Dominican Republic convicts two people over corruption linked to Odebrecht

·1 min read

SANTO DOMINGO (Reuters) - A tribunal in the Dominican Republic has convicted two people for corruption involving Brazilian conglomerate Odebrecht, which admitted to paying $92 million in bribes to win public works contracts in the Caribbean nation.

Odebrecht in 2016 reached a plea deal with U.S. federal prosecutors in which it acknowledged paying bribes in a dozen countries as part of an effort to become a dominant player in Latin American infrastructure development.

The tribunal of three judges late on Thursday gave former Odebrecht commercial representative Angel Rondon eight years in prison on charges of bribery and money laundering.

Former Dominican public works minister Victor Diaz was ordered to serve five years for illicit enrichment and money laundering.

The judges "decided to give my head to the prosecutors" said Rondon upon leaving the courthouse.
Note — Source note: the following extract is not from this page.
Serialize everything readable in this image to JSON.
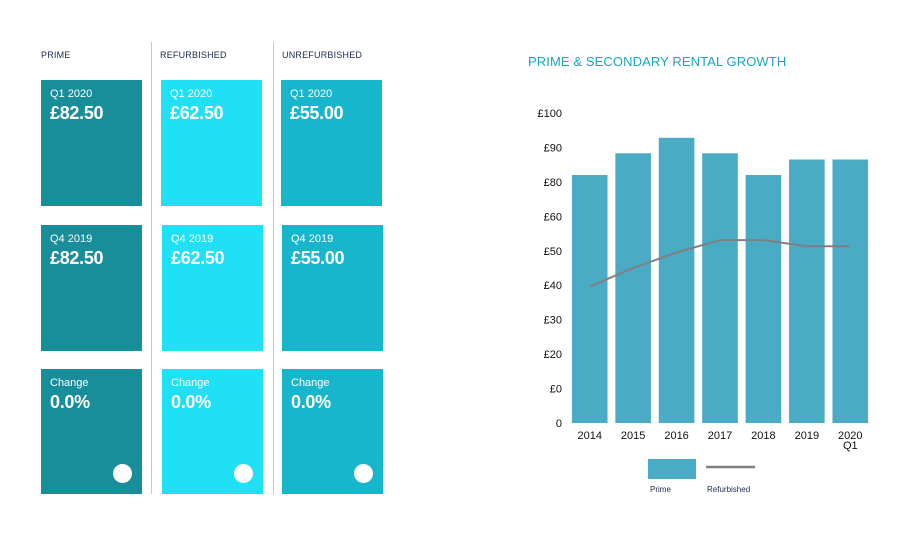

Reuters was unable to obtain comment from Diaz.

The two will remain free while they appeal the case.

Anti-corruption prosecutor Wilson Camacho told reporters that the sentence ordered the seizure of businesses and bank accounts held by Rondon and Diaz and required them to hand over luxury homes.

The tribunal absolved four other people accused in the case, saying prosecutors had not provided enough evidence to convict.

Dominican authorities in 2017 reached an agreement with Odebrecht in which the company paid a $184 million fine in exchange for providing information about its Dominican operations.

The scandal associated with Odebrecht, which has since changed its name to Novonor, rocked governments in the region, forcing the resignation of one Peruvian president. The suicide of a former Peruvian head of state has also been linked to the scandal.